PDF streams may be filtered in a number of ways to compress or otherwise
process them. Some types of content, like image data, has special
compression options that apply only to that image data type - say JPEG
compression, CITT fax compression, etc. Other streams can only be
compressed with generalized lossless compression algorithms, of which
PDF only currently supports Deflate (ie gzip) compression. This is true
of the PDF content streams that contain the drawing operations, and of
fonts, among other things.

Additionally, for extra space savings the PDF object structure its self
may be compressed into "object streams" (PDF 1.5 or newer only) if the
PDF producer supports them.

As you're probably beginning to see, it's not as simple as "compressing"
the PDF. You need to know what parts of the PDF are taking up the space
before you can make reasonable decisions.

In most cases, it'll turn out that most of the space is taken up by big
raster (ie bitmap) images. In this case your options for shrinking the
PDF are limited to using stronger/lossier image compression, and/or
resampling the images to lower resolutions. This is best done at
production time if at all possible, since resampling and recompressing
after the PDF is originally produced is generally lossy and can result
in lower image quality for a given file size. If you can't set image
resolution limits at PDF production time, you can use a post-processing
tool like Adobe Acrobat (**NOT** adobe reader) to "optimize" the PDF by
resampling and recompressing images, but this can degrade quality
significantly.

Another thing that can make a PDF big is fonts - particularly wide asian
fonts - being embedded in their entirety into the PDF rather than being
subset so that only the glyphs that are actually used get included.

Yet another possible reason for big PDFs is if you have complex vector
graphics that can't be expressed directly in PDF drawing operations, or
graphics that your PDF producer doesn't know how to convert to PDF
drawing operations. In this situation the PDF producer has to "flatten"
the vector artwork to a raster image - which can, depending on the PDF's
required resolution, be quite huge - and include the raster image. This
is particularly common when dealing with vector graphics that use alpha
transparency while producing PDF 1.3 or older, which do not support it.

To find out how much space different parts of the PDF use, you're best
off opening it up with a tool like Adobe Acrobat (**NOT** Adobe Reader,
the crippled view-only version) and using the PDF size analysis tools of
its PDF Optimizer feature.

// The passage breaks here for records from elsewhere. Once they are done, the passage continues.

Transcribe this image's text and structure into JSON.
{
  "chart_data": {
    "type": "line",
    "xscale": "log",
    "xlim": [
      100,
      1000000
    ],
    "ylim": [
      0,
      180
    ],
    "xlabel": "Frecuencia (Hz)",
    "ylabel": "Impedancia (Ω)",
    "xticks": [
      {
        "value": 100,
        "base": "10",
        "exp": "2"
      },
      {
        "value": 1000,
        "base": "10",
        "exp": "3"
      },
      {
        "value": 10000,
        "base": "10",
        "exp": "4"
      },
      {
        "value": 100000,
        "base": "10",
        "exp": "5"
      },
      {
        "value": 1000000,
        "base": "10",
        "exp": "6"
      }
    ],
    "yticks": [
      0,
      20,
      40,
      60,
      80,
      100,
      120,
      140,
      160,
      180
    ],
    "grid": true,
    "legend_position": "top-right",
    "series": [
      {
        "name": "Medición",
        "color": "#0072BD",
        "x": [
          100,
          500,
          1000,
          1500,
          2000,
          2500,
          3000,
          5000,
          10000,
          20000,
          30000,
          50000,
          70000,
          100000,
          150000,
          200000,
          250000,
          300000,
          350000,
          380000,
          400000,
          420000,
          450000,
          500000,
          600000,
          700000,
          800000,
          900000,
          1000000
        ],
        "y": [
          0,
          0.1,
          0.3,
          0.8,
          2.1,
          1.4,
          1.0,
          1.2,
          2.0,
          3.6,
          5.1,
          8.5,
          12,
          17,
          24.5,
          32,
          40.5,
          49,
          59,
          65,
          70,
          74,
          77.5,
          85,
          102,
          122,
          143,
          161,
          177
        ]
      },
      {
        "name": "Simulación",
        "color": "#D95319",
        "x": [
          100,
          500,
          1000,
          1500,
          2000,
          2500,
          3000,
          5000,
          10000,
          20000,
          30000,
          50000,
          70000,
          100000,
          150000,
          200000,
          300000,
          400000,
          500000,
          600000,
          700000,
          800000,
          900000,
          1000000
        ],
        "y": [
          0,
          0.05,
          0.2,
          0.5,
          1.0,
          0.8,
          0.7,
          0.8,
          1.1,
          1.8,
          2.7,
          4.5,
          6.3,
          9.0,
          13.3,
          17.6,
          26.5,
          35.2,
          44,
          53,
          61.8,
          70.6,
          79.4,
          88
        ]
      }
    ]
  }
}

There are other tools that do PDF size
analysis too, though.

If you have vector graphics like SVG included, they'll be reported as
part of the "image" byte count if they've been flattened, and as part of
the "pdf content streams" or "pdf objects" count if they're not
flattened. It can be hard to figure out whether they've been flattened
to raster or not - the best approach is really to either zoom in on them
to a crazy level (1600 times or more) on the PDF and see if they're
pixellated, or to use the object editor in a tool like Acrobat to see if
they're a single image or a bunch of individual lines/arcs/areas. If you
have access to more advanced PDF tools like Enfocus PitStop (which is
buggy, but amazingly useful) you can find out more.

I don't know much about fop's PDF output capabilities, so I can't tell
you much about what it's doing with its input and how it produces the
output. In particular, I haven't the foggiest if it can render SVG
directly to PDF or if it's flattening it, and if it does try to render
it to PDF what cases it has to fall back to flattening for.